Grillparzer - Argonauten

Im zweiten Drama der Trilogie Das goldene Vlies fährt Jason mit seinen Gefährten auf der Argo nach Kolchis, um das goldene Vlies zurück nach Griechenland zu holen.

Wie Phryxus ist der Thessalier Jason seines Thronerbe beraubt, und zwar von seinem Onkel Pelias. Dieser stellt Jason die Bedingung, das Vlies zurück nach Griechenland zu holen.

In Kolchis hat sich Medea in einen Turm zurückgezogen und bewahrt das verfluchte Vlies in einer Höhle, bewehrt von Bannflüchen und einer Schlange auf, um kein Unheil über ihre Familie und die Kolcher zu bringen.

Jason tritt fordernd auf und Medea rettet ihm zweimal das Leben, einmal im Turm vor ihrem Bruder Absyrtus, einmal vor einem von ihr selbst gebrauten Todestrank, den ihr Vater Aietes ihm reicht. Aietes verflucht und verstößt daraufhin seine Tochter Medea.

Auch wenn Jason und Medea sich ineinander verlieben, so bleibt bei Grillparzer der Fluch auf dem Vlies, und Grillparzer nationalisiert den Konflikt, wie Grillparzer überhaupt die Nationalisierung des Denkens im 19. Jahrhundert sehr früh bereits kritisch betrachtet und 30 Jahre nach diesem Stück im nationalen Denken die Keimzelle für Bestialität sieht. So lässt er die Kolcher die Griechen und die Griechen die Kolcher sich gegenseitig als Barbaren bezeichnen.

Jason umwirbt Medea in einer Art und Weise, die wir heutzutage als Integrationsangebot bezeichnen würden. Als Freiheitszeichen ist, dass Jason ihr die Kopfverschleierung abnimmt:
JASON.
Vergiß, was du gehört, was du gesehn,
Was du gewesen bis auf diese Stunde.
Aietes Kind ist Jasons Weib geworden,
An dieser Brust hängt deine Pflicht, dein Recht.
Und wie ich diesen Schleier von dir reiße,
Durchwoben mit der Unterirdschen Zeichen,
So reiß ich dich von all den Banden los,
Die dich geknüpft an dieses Landes Frevel.
Hier, Griechen, eine Griechin! Grüßet sie!


Er reißt ihr den Schleier ab.

MEDEA darnach fassend.
Der Götter Schmuck!

JASON.
Der Unterirdschen! Fort!
Frei wallt das Haar nun um die offne Stirn;
So frei und offen bist du Jasons Braut.
Fluch und Verbannung von Medea durch ihren Vater ist mit einer Warnung verbunden, dass sie in Griechenland immer eine Fremde sein werde.
AIETES.
Du hast mich betrogen, verraten.
Bleib!

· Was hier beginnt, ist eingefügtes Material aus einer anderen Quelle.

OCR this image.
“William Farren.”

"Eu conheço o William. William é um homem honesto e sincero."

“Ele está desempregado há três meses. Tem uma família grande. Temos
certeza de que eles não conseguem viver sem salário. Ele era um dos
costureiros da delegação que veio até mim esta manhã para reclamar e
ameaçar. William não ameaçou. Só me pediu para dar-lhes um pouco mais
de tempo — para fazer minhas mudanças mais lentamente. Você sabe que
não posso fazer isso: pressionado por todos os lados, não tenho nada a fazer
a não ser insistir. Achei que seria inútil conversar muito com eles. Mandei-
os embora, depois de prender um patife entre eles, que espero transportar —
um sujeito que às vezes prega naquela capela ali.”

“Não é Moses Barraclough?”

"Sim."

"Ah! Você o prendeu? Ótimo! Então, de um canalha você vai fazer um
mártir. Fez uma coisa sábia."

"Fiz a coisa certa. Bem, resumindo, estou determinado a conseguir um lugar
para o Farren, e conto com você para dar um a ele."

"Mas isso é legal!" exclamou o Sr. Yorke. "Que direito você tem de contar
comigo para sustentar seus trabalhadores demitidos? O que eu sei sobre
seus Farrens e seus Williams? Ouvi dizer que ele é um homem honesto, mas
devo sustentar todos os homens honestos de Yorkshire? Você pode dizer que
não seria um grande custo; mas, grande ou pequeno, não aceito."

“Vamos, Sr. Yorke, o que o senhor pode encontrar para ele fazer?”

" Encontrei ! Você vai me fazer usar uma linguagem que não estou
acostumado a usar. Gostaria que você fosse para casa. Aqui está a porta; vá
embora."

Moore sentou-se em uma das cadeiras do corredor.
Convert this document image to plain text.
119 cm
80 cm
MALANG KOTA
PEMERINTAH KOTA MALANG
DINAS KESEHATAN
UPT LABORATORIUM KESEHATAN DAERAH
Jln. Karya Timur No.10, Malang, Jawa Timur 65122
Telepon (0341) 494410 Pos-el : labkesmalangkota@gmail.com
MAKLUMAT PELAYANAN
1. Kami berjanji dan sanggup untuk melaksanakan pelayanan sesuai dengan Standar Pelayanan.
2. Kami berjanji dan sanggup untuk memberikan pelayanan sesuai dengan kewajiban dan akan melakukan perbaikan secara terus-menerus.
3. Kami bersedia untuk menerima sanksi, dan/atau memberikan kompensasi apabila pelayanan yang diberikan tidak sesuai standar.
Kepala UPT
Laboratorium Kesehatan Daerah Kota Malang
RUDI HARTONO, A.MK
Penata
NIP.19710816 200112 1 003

Nicht mehr betreten sollst du mein Haus.
Ausgestoßen sollst du sein, wie das Tier der Wildnis,
Sollst in der Fremde sterben, verlassen, allein.
Folg ihm, dem Buhlen, nach in seine Heimat,
Teile sein Bett, sein Irrsal, seine Schmach;
Leb im fremden Land, eine Fremde,
Verspottet, verachtet, verhöhnt, verlacht;
Er selbst, für den du hingibst Vater und Vaterland,
Wird dich verachten, wird dich verspotten,
Wenn erloschen die Lust, wenn gestillt die Begie
r;
Dann wirst du stehn und die Hände ringen,
Sie hinüberbreiten nach dem Vaterland,
Getrennt durch weite, brandende Meere,
Deren Wellen dir murmelnd bringen des Vaters Fluch!
Jason holt das Goldene Vlies aus der Höhle, kann mit Hilfe eines von Medea gegebenen Tranks die Schlange überlisten, und bei der Abfahrt der Argonauten mit Medea, soll ihr Bruder Absyrtus als Geisel mitkommen, bis die aus der Bucht von Kolchis sind, damit die Kolcher das Schiff nicht angreifen. Doch Absyrtus stirbt lieber in Freiheit und stürzt sich über eine Klippe.

Der Fluch vom Vlies ist nicht gebannt, ganz im Gegenteil, mit dem Tod von Absyrtus verbindet sich ein weiterer Unglücksfall mit diesem Vlies. Jason beschuldigt Aietes, am Tod seines Sohnes Schuld zu tragen.

Formal nähert sich Grillparzer der griechischen Tragödie, aber immer noch nicht ganz: das Stück besteht aus vier Akten und die drei Aristotelischen Einheiten sind nicht umgesetzt. Es bedarf noch eines dritten Teils dieser Trilogie.